Higher profits for 2022 harvest before a big dip in 2023

Higher working capital requirements for 2023 will eat into much-improved profits from this year’s harvest, challenging cashflow and reducing the scope for reinvestment.

With the value of wheat in the ground having risen by more than 50% since drilling, harvest 2022 looks set to be a very profitable one for the many who bought inputs before the bulk of the recent price rises, said farm business consultant Andersons.

The firm’s 600ha Loam Farm Model is budgeted to make a surplus from production of £677/ha from harvest 2022.

See also: Agricultural transition – how to make your arable farm business more sustainable

This figure is after drawings of £82/ha, but before English Basic Payment Scheme (BPS) cash and is a marked improvement on the 2021 figure of £376/ha.

With all costs rising, this year’s provisional surplus comes entirely from higher crop prices.

Loam Farm results and forecasts

 

Harvest years

£/ha

2020

(Result)

2021

(Result)

2022 (Provisional)

2023 (Forecast)

Output

1,165

1,523

1,966

1,734

Variable costs

370

390

460

840

Gross margin

795

1,133

1,506

894

Overhead costs

436

437

506

563

Rent and finance

238

242

243

256

Drawings

75

78

80

82

Margin from production

46

376

677

-7

Basic payment (+SFI)

233

197

163

128+40

Business margin

279

573

840

161

Andersons Loam Farm Model is a 600ha business in a standard rotation of winter milling wheat, winter feed weed, winter oats, spring barley, and spring beans.

It is based on real-life data from average farm performance. The land farmed is 240ha owned, with 360ha on a farm business tenancy.

Big drop in 2023 forecast

However, for the 2023 harvest Loam Farm is budgeted to make a loss of £7/ha before BPS payments, with variable costs predicted to jump from £460/ha for the coming harvest to £840/ha next year.

Reinvestment decisions will be complicated by the need to balance the tax implications of decent profits against much higher working capital needs for the 2023 crop.

Speaking at the Lamma show this week, Andersons senior agribusiness analyst James Webster said: “Farmers need to be more aware than ever about what is coming down the road. Not all the profit from 2021 and 2022 will be available for reinvestment, with much higher working capital requirements ahead for the 2023 season, at a time when BPS payments for all farms in England are set to fall by 35%.”

Andersons’ Agflation index, a weighted average of farm inputs, recently showed a 28% increase in the cost of production in March 2022 compared with the same month last year.

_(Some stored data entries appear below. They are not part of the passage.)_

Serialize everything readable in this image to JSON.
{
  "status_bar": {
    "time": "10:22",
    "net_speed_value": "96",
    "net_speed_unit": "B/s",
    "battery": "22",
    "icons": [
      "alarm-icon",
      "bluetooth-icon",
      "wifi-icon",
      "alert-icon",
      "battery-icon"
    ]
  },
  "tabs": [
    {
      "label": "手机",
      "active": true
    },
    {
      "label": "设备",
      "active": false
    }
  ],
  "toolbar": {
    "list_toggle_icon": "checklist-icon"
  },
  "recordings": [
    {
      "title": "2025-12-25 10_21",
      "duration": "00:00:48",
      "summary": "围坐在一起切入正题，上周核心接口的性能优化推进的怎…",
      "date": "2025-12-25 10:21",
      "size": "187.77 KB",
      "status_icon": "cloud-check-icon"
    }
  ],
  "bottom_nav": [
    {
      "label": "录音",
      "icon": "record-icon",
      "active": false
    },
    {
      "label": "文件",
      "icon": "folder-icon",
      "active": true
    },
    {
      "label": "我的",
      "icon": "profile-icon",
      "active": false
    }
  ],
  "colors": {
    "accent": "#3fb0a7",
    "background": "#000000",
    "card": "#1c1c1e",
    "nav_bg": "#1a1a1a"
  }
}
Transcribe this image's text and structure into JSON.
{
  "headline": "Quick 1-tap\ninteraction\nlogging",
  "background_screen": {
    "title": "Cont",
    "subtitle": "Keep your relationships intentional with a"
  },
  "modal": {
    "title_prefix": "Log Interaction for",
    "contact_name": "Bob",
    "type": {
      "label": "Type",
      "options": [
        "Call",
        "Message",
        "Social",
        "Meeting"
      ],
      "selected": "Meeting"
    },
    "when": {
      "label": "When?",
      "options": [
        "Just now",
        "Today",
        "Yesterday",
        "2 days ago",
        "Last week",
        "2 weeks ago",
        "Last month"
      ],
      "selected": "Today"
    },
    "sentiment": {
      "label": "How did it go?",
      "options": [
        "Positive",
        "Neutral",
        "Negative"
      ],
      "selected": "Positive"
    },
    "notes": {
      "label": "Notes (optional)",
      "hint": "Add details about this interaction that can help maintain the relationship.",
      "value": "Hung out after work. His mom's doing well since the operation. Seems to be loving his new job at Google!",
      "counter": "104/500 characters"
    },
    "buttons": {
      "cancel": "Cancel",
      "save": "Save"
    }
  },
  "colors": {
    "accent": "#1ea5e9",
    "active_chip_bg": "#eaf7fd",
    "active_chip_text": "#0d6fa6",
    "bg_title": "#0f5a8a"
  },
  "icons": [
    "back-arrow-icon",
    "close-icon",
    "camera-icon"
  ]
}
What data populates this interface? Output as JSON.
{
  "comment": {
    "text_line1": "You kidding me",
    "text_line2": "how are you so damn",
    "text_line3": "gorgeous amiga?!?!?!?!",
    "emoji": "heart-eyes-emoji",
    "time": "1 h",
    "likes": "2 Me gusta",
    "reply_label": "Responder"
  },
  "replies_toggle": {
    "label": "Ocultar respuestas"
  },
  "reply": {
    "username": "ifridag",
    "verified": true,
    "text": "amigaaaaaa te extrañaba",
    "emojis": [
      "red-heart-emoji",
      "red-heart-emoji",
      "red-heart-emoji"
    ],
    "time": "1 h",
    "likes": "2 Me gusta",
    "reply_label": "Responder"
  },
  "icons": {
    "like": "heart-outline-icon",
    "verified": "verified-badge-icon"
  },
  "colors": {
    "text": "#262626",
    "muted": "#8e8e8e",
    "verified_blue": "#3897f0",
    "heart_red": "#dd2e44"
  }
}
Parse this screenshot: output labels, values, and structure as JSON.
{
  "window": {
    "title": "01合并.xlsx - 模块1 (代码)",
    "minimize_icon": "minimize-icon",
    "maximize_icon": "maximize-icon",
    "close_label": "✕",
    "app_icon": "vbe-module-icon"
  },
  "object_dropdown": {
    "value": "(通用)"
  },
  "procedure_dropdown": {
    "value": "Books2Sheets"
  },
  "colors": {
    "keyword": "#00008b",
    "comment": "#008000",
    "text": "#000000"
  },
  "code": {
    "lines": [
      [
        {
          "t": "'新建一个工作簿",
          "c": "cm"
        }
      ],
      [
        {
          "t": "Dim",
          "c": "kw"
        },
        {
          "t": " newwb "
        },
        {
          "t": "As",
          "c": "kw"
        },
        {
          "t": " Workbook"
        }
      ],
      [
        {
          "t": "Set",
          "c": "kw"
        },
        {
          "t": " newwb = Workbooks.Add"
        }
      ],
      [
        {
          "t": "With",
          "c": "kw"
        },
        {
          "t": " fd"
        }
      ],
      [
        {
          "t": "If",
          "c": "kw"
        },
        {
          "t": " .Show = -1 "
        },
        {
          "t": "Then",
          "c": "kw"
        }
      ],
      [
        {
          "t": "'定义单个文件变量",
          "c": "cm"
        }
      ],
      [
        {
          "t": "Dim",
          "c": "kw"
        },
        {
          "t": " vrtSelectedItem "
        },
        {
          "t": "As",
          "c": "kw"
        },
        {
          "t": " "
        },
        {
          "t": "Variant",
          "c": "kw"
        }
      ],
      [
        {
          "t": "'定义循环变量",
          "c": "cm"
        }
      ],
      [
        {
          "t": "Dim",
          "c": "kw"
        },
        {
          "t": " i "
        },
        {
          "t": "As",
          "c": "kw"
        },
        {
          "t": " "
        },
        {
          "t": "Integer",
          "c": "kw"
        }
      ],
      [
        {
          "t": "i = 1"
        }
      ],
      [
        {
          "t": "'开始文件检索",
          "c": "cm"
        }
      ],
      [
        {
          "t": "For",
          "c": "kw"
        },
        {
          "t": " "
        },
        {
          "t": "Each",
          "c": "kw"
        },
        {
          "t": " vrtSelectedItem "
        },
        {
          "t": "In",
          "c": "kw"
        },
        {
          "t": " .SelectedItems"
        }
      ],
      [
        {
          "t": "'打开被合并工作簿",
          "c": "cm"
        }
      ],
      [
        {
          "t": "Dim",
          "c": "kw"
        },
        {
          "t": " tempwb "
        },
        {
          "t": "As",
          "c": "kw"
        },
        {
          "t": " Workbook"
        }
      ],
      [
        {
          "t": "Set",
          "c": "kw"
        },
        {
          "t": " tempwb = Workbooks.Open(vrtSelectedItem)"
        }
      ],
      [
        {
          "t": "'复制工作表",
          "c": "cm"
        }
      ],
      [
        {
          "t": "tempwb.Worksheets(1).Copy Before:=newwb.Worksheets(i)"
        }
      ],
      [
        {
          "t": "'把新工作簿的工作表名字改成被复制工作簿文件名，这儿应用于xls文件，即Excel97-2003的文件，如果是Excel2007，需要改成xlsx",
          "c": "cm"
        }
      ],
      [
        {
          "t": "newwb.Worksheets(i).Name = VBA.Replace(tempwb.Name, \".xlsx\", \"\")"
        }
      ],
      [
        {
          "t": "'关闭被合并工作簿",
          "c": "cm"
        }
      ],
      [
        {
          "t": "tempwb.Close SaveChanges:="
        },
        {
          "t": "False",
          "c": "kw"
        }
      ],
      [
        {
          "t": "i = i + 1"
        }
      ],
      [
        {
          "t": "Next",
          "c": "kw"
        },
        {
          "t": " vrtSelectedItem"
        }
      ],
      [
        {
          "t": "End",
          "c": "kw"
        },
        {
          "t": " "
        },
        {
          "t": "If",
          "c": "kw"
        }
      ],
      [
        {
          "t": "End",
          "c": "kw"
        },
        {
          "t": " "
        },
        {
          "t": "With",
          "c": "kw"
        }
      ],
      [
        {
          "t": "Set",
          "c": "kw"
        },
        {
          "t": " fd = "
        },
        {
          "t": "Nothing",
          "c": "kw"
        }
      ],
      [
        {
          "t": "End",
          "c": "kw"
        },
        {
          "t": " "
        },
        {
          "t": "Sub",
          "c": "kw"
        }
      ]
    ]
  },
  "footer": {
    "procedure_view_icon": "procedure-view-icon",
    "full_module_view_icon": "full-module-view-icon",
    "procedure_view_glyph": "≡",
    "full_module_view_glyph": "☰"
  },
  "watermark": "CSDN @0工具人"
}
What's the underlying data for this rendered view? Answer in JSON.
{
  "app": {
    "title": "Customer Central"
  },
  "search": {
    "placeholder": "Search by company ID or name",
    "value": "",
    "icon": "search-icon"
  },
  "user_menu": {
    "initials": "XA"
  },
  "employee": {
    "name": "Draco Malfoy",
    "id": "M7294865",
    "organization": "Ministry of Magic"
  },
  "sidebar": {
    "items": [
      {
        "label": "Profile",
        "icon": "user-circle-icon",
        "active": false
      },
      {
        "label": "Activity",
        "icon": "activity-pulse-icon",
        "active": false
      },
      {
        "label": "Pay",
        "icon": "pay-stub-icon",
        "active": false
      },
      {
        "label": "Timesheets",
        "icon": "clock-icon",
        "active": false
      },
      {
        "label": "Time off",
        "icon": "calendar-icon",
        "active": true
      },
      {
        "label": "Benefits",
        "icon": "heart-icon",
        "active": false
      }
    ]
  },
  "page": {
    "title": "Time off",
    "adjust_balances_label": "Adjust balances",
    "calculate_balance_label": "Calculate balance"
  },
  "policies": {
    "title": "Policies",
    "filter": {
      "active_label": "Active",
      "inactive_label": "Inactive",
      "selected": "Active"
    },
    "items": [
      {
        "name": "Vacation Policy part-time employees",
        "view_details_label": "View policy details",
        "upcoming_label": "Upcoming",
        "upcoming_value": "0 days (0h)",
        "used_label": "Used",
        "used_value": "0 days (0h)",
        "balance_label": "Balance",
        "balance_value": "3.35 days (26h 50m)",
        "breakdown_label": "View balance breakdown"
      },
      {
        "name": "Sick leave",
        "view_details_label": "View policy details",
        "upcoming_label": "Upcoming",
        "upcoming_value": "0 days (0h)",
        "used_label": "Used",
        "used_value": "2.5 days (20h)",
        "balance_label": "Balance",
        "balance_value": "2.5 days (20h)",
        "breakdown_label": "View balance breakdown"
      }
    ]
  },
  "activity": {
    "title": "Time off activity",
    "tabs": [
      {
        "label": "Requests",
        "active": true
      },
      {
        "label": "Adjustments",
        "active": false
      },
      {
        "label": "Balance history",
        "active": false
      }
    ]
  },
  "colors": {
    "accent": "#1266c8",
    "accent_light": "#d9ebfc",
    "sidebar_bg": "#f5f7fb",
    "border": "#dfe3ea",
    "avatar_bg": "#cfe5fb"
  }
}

With uncertainty in global geopolitics dominating markets, elevated input costs look set to stay, said Mr Webster.

The high variable and fixed costs for the 2023 season mean cashflow is likely to be challenged, depending on the timing of sales.

Any reinvestment following the 2022 crop will require careful consideration, on the basis that it must generate a return or drive a cost saving, advised Andersons.

Budget for volatility

Budgets and cashflow forecasts also need to account for high levels of volatility, said Mr Webster.

“There will be a lot of outlay for the 2023 harvest before much income is drawn,” he said.

A resolution to the Russia-Ukraine conflict would likely see wheat and other commodity prices fall, although not necessarily to pre-conflict levels.

However, input prices may not fall as rapidly as output prices – for example, potash from Russia and Belarus may remain at elevated levels.  

With the supermarkets apparently on a race to the bottom on consumer prices, some of the more intensive sectors such as potatoes, where there was a lack of transparency on pricing, would see particular challenges, said Mr Webster.

These included high machinery costs and labour issues.

Machinery depreciation is too high

There is still way too much machinery on many farms, with every farmed hectare of land in the UK carrying a £180 machinery and equipment depreciation charge, said Andersons, adding that there are still many opportunities for collaboration and joint ventures.

While the £1m annual investment allowance enables kitting up with 100% tax relief in year one, investments need to produce a return and/or an opportunity for a system change, it warned.

As BPS falls, some income can be made up with Countryside Stewardship and the Sustainable Farming Incentive, while Farming Investment Fund grants offer up to 40% of equipment costs, and free advice on coping with the loss of BPS is still available through the Defra Farming Resilience Fund.